Bersamaan dengan merebaknya kabar kehancuran Ereboska, dunia diguncang oleh ancaman baru. Organisasi Tartaros, yang selama ini hanya dikenal dalam bayang-bayang, muncul secara terang-terangan. Melalui siaran sihir yang menjangkau seluruh penjuru dunia, sosok Azrael, salah satu jenderal utama Tartaros, berbicara dengan nada dingin namun penuh intimidasi.
"Kami adalah Tartaros, pasukan elit Kuroten. Dunia ini telah lama berlumuran dosa dan ketidakadilan. Kami akan menghancurkan segalanya hingga tenggelam dalam kegelapan. Ereboska hanyalah permulaan. Bersiaplah, wahai makhluk hina, karena kehancuran kalian sudah dekat."
Pesan ini memicu ketakutan yang lebih besar. Kota-kota besar mulai memobilisasi tentara dan penyihir terbaik mereka. Namun, harapan juga tumbuh di hati para pemberani yang bersumpah untuk melawan Tartaros hingga akhir.
Dunia kini menghadapi ancaman dari berbagai sisi. Selain Tartaros yang mendeklarasikan perang, organisasi misterius lain, Tenebris Arcanum, yang selama beberapa tahun terakhir mulai bergerak dalam bayang-bayang, kini semakin aktif. Belum jelas apa tujuan mereka, tetapi kehadiran mereka menambah ketidakpastian.

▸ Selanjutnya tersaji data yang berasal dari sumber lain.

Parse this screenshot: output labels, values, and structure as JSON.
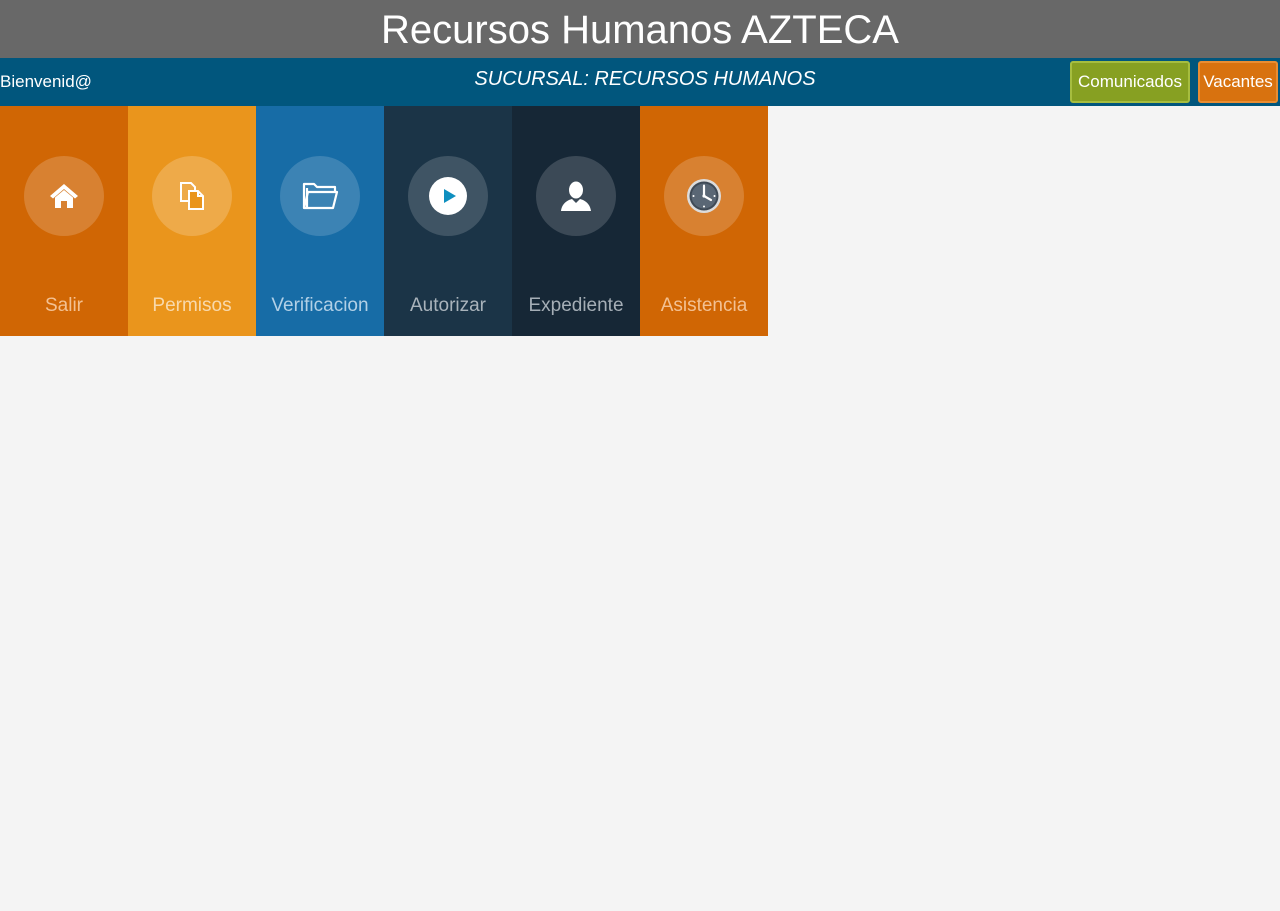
{
  "header": {
    "title": "Recursos Humanos AZTECA"
  },
  "nav": {
    "welcome": "Bienvenid@",
    "branch": "SUCURSAL: RECURSOS HUMANOS",
    "comunicados_label": "Comunicados",
    "vacantes_label": "Vacantes"
  },
  "tiles": [
    {
      "label": "Salir",
      "icon": "home-icon",
      "color": "#d06604"
    },
    {
      "label": "Permisos",
      "icon": "documents-icon",
      "color": "#ea951c"
    },
    {
      "label": "Verificacion",
      "icon": "folder-icon",
      "color": "#176ca6"
    },
    {
      "label": "Autorizar",
      "icon": "play-icon",
      "color": "#1b3447"
    },
    {
      "label": "Expediente",
      "icon": "user-icon",
      "color": "#162736"
    },
    {
      "label": "Asistencia",
      "icon": "clock-icon",
      "color": "#d06604"
    }
  ],
  "colors": {
    "title_bar": "#686868",
    "nav_bar": "#01567d",
    "comunicados_button": "#87a022",
    "vacantes_button": "#d8720f",
    "page_background": "#f4f4f4"
  }
}
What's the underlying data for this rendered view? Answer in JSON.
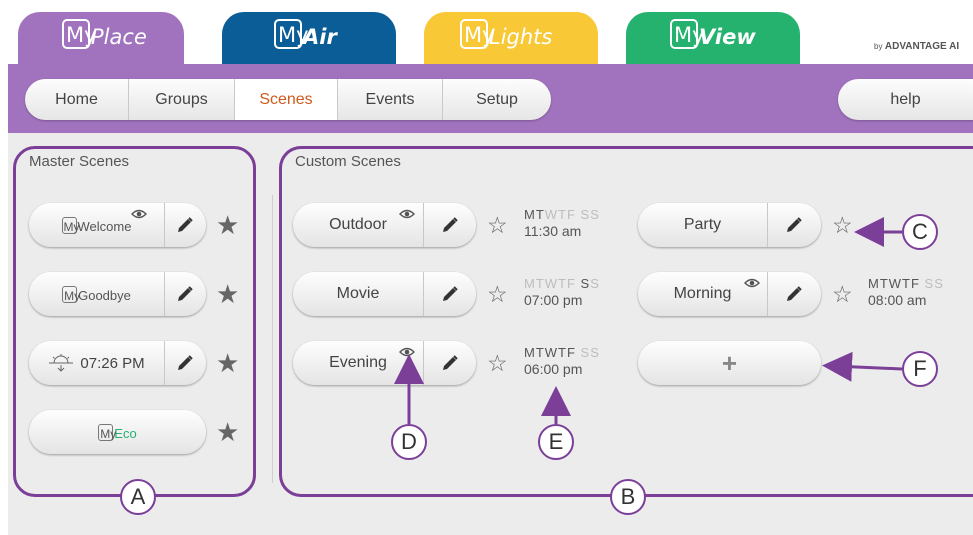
{
  "app_tabs": [
    {
      "my": "My",
      "name": "Place",
      "color": "#a173be"
    },
    {
      "my": "My",
      "name": "Air",
      "color": "#0a5d97"
    },
    {
      "my": "My",
      "name": "Lights",
      "color": "#f8c836"
    },
    {
      "my": "My",
      "name": "View",
      "color": "#24b26e"
    }
  ],
  "brand": {
    "by": "by",
    "name": "ADVANTAGE AI"
  },
  "nav": {
    "items": [
      "Home",
      "Groups",
      "Scenes",
      "Events",
      "Setup"
    ],
    "active": "Scenes",
    "help": "help"
  },
  "master": {
    "title": "Master Scenes",
    "scenes": [
      {
        "my": "My",
        "name": "Welcome",
        "eye": true,
        "starred": true
      },
      {
        "my": "My",
        "name": "Goodbye",
        "eye": false,
        "starred": true
      },
      {
        "time": "07:26 PM",
        "icon": "sunset-icon",
        "starred": true
      },
      {
        "my": "My",
        "name": "Eco",
        "name_color": "#24b26e",
        "starred": true
      }
    ]
  },
  "custom": {
    "title": "Custom Scenes",
    "scenes": [
      {
        "name": "Outdoor",
        "eye": true,
        "days_on": "MT",
        "days_off": "WTF SS",
        "time": "11:30 am"
      },
      {
        "name": "Party",
        "eye": false
      },
      {
        "name": "Movie",
        "eye": false,
        "days_off": "MTWTF",
        "days_on": "S",
        "days_off2": "S",
        "time": "07:00 pm"
      },
      {
        "name": "Morning",
        "eye": true,
        "days_on": "MTWTF",
        "days_off": "SS",
        "time": "08:00 am"
      },
      {
        "name": "Evening",
        "eye": true,
        "days_on": "MTWTF",
        "days_off": "SS",
        "time": "06:00 pm"
      }
    ],
    "add_label": "+"
  },
  "callouts": {
    "a": "A",
    "b": "B",
    "c": "C",
    "d": "D",
    "e": "E",
    "f": "F"
  },
  "colors": {
    "accent": "#a173be",
    "annotation": "#7b3f98",
    "active_tab": "#d05a1d"
  }
}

Di tengah kekacauan ini, Kuroten tetap menjadi sosok yang tidak tersentuh. Bayangan sosoknya yang misterius dan kekuatannya yang tak terhingga terus menghantui pikiran semua orang. Dunia kini berada di persimpangan kehancuran dan harapan. Akankah mereka menemukan cara untuk melawan? Atau apakah semuanya akan berakhir di bawah kegelapan Colmillos Eternos?